Hoje sinônimo de independência, ser solteira foi uma situação incompreendida e ridicularizada durante séculos
Cláudia de Jesus Maia
Cláudia de Jesus Maia
Quem de nós, acima dos 20 anos, não teve ou tem na família uma recatada “tia velha”? Não é difícil identificá-las. Zelosas da educação dos sobrinhos, vigilantes da moral da família, são filhas, mas não esposas. Irmãs ou tias, mas raramente mães. Chegam aos 35 anos sem se casarem, seja por falta de pretendentes, por pressão familiar ou por escolha deliberada. No imaginário coletivo, diz-se que “ficaram para titia”. E atribuem-se a elas as piores características: megeras, amargas, invejosas, inúteis, frustradas.
Esses estereótipos envolvendo a “solteirona” vêm de longe. A palavra spinster (“solteirona”) dá uma pista sobre a principal causa da desvalorização das mulheres solteiras na Inglaterra do século XVIII. O termo foi usado pela primeira vez em 1719, na edição inaugural de um jornal chamado exatamente The Spinster. Sob o pseudônimo de Rachel Woolpack, uma articulista afirma que, em sua origem, a palavra não era depreciativa. Referia-se “à louvável ‘atividade das mulheres obreiras’” e significava, literalmente, “fiandeira”, como sugere Ian Watt em seu livro A ascensão do romance: estudos sobre Defoe, Richardson e Fielding.
Mas àquela altura, com o desenvolvimento da manufatura têxtil, as solteiras inglesas viam diminuída a sua importância nas atividades caseiras de fiar e tecer. Enquanto as casadas iam viver à custa do marido, as solteironas se viram “inúteis dependentes de alguém” ou obrigadas a trabalhar fora por baixos salários. Viria daí o sentido pejorativo que ganharam as spinsters.

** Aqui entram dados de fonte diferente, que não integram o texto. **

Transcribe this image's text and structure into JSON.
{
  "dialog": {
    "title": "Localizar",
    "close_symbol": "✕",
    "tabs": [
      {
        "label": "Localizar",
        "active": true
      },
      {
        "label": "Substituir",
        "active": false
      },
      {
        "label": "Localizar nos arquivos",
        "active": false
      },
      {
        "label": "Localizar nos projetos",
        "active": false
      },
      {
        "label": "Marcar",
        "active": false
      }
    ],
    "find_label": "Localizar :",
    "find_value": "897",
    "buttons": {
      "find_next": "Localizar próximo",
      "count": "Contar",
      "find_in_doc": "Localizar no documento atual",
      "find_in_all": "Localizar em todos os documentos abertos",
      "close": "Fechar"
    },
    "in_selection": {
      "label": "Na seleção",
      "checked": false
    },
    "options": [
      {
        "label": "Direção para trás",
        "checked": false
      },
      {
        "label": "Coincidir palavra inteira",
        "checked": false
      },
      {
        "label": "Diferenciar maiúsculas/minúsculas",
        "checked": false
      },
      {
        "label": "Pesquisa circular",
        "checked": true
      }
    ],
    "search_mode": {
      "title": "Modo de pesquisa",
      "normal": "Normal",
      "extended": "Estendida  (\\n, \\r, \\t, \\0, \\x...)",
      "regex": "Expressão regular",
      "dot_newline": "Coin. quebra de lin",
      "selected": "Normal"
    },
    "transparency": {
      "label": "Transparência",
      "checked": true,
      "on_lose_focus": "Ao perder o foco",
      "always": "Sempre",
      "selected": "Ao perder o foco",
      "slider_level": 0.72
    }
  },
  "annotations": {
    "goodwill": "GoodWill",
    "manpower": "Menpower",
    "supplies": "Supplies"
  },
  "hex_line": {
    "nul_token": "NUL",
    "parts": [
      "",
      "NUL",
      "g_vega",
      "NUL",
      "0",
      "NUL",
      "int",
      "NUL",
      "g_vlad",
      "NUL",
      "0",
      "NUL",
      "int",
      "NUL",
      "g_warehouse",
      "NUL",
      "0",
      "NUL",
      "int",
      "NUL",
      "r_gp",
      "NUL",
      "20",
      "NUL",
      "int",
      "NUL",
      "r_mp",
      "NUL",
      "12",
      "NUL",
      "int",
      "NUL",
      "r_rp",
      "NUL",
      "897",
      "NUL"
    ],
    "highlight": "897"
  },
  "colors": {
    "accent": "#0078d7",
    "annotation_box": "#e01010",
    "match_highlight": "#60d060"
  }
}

A literatura oferecia fartas caricaturas de solteironas. “Considera-se agora a solteirona como uma maldição que nenhuma fúria poética consegue superar”, bombardeava o inglês Richard Allestree no livro The ladies’ calling (algo como “O chamado das mulheres”), de 1673. Em outras (terríveis) palavras, elas eram “a mais calamitosa criatura da natureza”.
Na França, ganharam outro nome, também nada lisonjeiro: vieille fille (literalmente, “filha velha”). E apareciam já na literatura clássica do século XVII, em autores como Thomas Corneille, La Fontaine e Molière, embora de forma superficial e como personagens secundários.
Com as transformações do século XIX, a “decadência” social das mulheres celibatárias torna-se irreversível. Os processos de urbanização e industrialização levaram as moças a entrar de forma mais efetiva no mercado de trabalho. Ao mesmo tempo, diminuía a influência da Igreja, e assim essas mulheres – que antes tinham como destino certo o convento – ficaram restritas ao ambiente doméstico, precisando contribuir para as finanças do lar. Restava às jovens burguesas dedicarem-se a atividades como governanta e professora, mais aceitáveis para a sua condição social. As mais pobres engajavam-se também nas atividades de vendedoras dos grandes magazines, funcionárias dos correios, enfermeiras ou empregadas domésticas.
Como antes, a produção literária acompanhava e alimentava o folclore em torno das solteironas. A diferença é que, no século XIX, os autores se preocupavam em aplicar princípios psicológicos no estudo da sociedade, o que ampliou o número de personagens da vieille fille, diversificou e aprofundou seus tipos. Muitas delas eram heroínas, vítimas necessárias de uma “seleção natural” e das circunstâncias. Personagens mais complexas surgiram das penas de Balzac e do grande historiador francês Jules Michelet, por exemplo.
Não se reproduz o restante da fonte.